A descoberta da casta das “guardas” foi resultado de estudos do brasileiro Cristiano Menezes, atualmente pesquisador da Embrapa Amazônia Oriental, em Belém (PA), e seu colega suíço Christoph Grüter, do Instituto de Zoologia da Universidade de Mainz, Alemanha. Em 2009, ambos realizavam pós-doutoramento no Brasil, sob orientação da equipe de entomologia da FFCLRP.

A identificação da abelha soldado na espécie sem ferrão jataí intrigou os biólogos, que investiram na tese evolucionista. A explicação que encontraram é aparentemente simples, apesar dos milhares de anos que separam os fatos. Essas espécies evoluíram para sobreviver a ataques de abelhas ladras. Isso mesmo, na natureza é comum ação de ladras sobre ninhos de abelhas sem ferrão, sem proteção natural das picadas.
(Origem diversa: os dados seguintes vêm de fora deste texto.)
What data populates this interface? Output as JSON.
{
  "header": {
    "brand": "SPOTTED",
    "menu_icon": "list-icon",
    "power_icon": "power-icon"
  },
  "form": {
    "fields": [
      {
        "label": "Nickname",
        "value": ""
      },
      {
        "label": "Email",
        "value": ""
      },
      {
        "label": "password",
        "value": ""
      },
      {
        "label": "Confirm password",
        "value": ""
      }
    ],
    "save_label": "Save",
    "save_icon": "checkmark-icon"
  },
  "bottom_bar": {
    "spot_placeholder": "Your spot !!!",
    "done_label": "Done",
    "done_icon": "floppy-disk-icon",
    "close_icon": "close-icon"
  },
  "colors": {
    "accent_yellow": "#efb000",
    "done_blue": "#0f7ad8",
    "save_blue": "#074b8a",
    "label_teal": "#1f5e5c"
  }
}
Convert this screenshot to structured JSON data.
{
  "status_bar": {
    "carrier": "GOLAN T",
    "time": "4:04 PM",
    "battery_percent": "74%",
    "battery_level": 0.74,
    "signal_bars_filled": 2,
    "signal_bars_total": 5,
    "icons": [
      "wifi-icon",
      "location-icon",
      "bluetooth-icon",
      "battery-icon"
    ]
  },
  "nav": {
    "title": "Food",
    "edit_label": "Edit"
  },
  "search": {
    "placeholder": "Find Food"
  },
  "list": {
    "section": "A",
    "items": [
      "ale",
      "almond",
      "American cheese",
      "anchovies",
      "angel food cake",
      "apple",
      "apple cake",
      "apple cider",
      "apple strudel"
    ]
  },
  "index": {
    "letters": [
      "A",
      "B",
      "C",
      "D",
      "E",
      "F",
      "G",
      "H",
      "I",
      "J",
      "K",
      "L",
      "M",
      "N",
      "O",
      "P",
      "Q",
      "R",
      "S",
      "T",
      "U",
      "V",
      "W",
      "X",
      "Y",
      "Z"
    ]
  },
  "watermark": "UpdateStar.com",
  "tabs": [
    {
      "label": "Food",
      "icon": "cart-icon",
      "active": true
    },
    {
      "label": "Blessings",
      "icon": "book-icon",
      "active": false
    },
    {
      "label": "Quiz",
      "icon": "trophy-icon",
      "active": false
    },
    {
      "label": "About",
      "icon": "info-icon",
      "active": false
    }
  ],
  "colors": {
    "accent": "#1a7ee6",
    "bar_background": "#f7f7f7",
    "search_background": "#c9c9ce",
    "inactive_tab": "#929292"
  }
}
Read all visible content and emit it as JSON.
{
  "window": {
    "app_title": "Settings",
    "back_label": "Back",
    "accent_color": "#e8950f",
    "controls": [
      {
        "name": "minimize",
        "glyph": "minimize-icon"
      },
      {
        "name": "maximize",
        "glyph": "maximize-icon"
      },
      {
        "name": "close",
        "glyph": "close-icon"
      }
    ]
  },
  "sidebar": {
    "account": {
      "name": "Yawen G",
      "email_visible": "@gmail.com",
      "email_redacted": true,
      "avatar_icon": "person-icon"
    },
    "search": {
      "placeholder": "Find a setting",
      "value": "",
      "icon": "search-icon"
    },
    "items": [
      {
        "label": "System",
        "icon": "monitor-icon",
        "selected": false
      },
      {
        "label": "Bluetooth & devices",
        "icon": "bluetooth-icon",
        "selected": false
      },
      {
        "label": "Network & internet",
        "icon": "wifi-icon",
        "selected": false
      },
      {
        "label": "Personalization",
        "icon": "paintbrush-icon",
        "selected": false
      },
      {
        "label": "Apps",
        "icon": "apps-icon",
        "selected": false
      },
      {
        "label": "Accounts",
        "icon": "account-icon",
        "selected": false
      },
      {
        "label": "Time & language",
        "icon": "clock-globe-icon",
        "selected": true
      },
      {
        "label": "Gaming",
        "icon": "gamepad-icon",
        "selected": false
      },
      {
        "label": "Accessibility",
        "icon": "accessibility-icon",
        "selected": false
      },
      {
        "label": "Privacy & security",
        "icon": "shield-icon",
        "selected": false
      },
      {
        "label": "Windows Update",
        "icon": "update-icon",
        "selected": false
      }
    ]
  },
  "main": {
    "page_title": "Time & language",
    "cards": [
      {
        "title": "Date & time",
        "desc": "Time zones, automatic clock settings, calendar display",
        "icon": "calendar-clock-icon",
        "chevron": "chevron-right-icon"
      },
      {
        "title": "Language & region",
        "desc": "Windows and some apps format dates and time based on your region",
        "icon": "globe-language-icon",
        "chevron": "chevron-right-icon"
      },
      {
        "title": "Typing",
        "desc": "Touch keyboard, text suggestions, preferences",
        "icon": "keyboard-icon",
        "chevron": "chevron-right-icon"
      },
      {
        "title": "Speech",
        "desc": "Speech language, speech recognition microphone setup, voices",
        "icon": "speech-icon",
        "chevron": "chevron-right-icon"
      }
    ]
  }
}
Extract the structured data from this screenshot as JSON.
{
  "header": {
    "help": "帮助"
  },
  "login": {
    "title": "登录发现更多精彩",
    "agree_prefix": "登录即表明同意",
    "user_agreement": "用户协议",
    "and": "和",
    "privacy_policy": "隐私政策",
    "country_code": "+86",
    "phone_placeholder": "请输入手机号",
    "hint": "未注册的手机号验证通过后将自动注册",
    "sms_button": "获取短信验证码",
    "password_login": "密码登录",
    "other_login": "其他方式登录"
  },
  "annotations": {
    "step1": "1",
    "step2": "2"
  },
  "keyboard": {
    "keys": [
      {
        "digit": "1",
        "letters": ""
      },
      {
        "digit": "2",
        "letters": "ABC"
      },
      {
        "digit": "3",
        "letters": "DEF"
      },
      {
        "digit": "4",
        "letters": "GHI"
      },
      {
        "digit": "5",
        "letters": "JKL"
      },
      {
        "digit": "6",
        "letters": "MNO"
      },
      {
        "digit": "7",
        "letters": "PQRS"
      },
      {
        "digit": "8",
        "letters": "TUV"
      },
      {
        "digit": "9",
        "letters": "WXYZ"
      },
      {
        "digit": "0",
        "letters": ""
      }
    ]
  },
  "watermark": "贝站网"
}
A adaptação para sobrevivência teria ocorrido em termos de seleção natural. Exemplificando, o professor da USP pede para imaginar um cenário em que há colônias de abelhas com guardas que auxiliam na proteção do ninho e outras colônias em que não há guardas. “Quando as colônias dos dois tipos forem atacadas, aquelas que têm guardas terão chance maior de sobrevivência e, deste modo, mais chances de deixar descendentes. As ladras favorecem, dessa forma, o surgimento de colônias em que guardas protegem suas colmeias.”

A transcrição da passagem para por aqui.